Let me start by prefacing that I am the granddaughter of a former chief of police. I was raised to respect the police and view them as protectors. Good men doing their job. What we have seen over the past months is a direct contradiction to that. I easily see that there is something drastically wrong with our criminal justice system. My own grandfather is ashamed.

Our criminal justice system spend millions paying settlements to those wronged by the police. Think of it this way, if you had a dog and they went and bit someone else’s kid, you would be expected to put that dog down. I know people will hate this analogy, but just sit tight for a minute. Imagine our criminal justice system is an owner; cops are dogs trained to do a job. That dog just killed someone, the group of them killed a whole lot of someones, innocent people, and they are not even really being punished. The owner is simply paying of the grieving parties and definitely is not looking to fix the training on the other dogs to make sure they don’t do something similar. THAT MAKES NO SENSE.

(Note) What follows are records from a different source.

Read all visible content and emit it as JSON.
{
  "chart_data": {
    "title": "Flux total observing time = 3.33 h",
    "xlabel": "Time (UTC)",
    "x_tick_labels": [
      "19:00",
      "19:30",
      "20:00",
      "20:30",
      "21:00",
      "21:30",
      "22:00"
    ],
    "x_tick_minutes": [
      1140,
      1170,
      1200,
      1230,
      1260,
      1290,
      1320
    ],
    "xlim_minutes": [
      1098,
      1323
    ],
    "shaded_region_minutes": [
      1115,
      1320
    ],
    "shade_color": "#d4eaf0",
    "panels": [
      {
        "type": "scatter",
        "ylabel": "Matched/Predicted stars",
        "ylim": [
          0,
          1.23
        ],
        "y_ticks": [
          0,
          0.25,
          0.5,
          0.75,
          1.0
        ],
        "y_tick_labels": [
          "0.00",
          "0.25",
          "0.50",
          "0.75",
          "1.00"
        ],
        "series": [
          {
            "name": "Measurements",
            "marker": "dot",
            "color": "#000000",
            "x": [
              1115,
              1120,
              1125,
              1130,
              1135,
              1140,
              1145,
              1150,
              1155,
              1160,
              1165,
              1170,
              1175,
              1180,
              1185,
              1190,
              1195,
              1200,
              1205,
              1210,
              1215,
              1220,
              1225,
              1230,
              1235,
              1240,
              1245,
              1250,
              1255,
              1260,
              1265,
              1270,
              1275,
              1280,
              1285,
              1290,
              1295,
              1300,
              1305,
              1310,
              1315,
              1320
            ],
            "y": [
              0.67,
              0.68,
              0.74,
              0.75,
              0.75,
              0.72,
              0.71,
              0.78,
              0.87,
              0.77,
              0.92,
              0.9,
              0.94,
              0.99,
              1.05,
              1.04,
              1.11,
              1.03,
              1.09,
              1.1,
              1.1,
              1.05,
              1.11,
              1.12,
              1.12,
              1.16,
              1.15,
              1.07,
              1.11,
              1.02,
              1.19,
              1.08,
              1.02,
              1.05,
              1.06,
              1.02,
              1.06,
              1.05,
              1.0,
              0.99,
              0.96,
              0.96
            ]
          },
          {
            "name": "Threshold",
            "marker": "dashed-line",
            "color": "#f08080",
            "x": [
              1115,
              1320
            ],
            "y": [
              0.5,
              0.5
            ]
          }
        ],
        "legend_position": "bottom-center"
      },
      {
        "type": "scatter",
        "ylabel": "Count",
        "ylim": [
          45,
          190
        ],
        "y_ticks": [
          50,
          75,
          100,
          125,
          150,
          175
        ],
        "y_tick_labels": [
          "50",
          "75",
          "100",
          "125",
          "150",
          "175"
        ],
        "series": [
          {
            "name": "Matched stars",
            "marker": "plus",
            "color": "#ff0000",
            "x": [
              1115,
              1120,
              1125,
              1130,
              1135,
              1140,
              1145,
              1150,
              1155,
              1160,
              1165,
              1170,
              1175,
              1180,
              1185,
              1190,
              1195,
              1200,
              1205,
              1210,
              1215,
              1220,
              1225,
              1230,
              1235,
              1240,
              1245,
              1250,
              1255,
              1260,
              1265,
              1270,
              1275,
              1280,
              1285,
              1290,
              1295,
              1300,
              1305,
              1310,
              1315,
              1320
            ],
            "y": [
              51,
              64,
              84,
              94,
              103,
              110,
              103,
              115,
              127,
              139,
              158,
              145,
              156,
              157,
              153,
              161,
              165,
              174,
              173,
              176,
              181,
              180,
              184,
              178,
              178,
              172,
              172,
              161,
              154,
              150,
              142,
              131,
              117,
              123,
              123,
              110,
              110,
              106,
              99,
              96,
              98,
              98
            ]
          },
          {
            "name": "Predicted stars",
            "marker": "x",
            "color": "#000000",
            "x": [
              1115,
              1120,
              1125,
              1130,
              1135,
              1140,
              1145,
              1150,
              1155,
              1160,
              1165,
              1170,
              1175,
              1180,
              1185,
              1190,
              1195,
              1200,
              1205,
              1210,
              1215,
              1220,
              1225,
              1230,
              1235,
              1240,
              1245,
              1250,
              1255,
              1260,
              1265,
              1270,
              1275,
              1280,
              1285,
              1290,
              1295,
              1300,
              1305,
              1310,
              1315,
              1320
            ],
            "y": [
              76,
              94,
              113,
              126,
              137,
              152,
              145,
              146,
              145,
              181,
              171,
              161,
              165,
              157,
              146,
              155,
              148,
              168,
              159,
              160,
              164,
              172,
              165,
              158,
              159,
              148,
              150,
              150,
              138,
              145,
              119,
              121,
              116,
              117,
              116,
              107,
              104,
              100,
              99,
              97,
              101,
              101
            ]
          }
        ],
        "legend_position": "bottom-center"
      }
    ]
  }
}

Honestly, given our criminal justice system, it slightly amazes me that there are any good cops left at all. #defundthepolice is NOT asking that those cops who do their jobs morally and correctly not be paid, or even be paid less. It is taking away the money that funds the systematic racism and malpractice that seem to be plaguing our police force. It is holding those who kill people accountable. The goal is to lessen the load of the everyday police officer by reallocating funds and responsibilities to those who are adequately trained for particular situations. It aims to overhaul a system that is so clearly corrupt and failing. It is decriminalizing minor offenses, reducing overlapping laws, and streamlining our criminal justice system so that it is something that can actually be effective. It HAS to be a system that works for everyone and not the few.

Over the past 50 years legislators come into office on the platform of enacting some new law, criminalizing some act. In general, no one comes into office on the platform of reducing laws. For over 50 years we have consistently added and added to the load of laws the police are expected to know and enforce. This overcriminalization has put the discretion of what to prosecute into the hands of the individual. Then we train that individual to view the people they are supposed to protect as potential threats. Why?

Police fall back on their training in times of crisis, so why are we training them to shoot? Why are we training them to fear people of color more than their white counterparts? And why are we surprised when this backfires in epic proportions?

Those officers that commit murder in the name of the police need to face punishment, they need to be held accountable, but we cannot stop there. That is literally putting a Band-Aid on a bullet wound. It does nothing more than punish the individual in a system that is so fundamentally flawed that it too fails the people it is meant to protect. The problem is not with the individual; it is with the system itself.

So please, do not ignore the argument being made simply because the moniker is #defundthepolice, take a minute and do some research instead.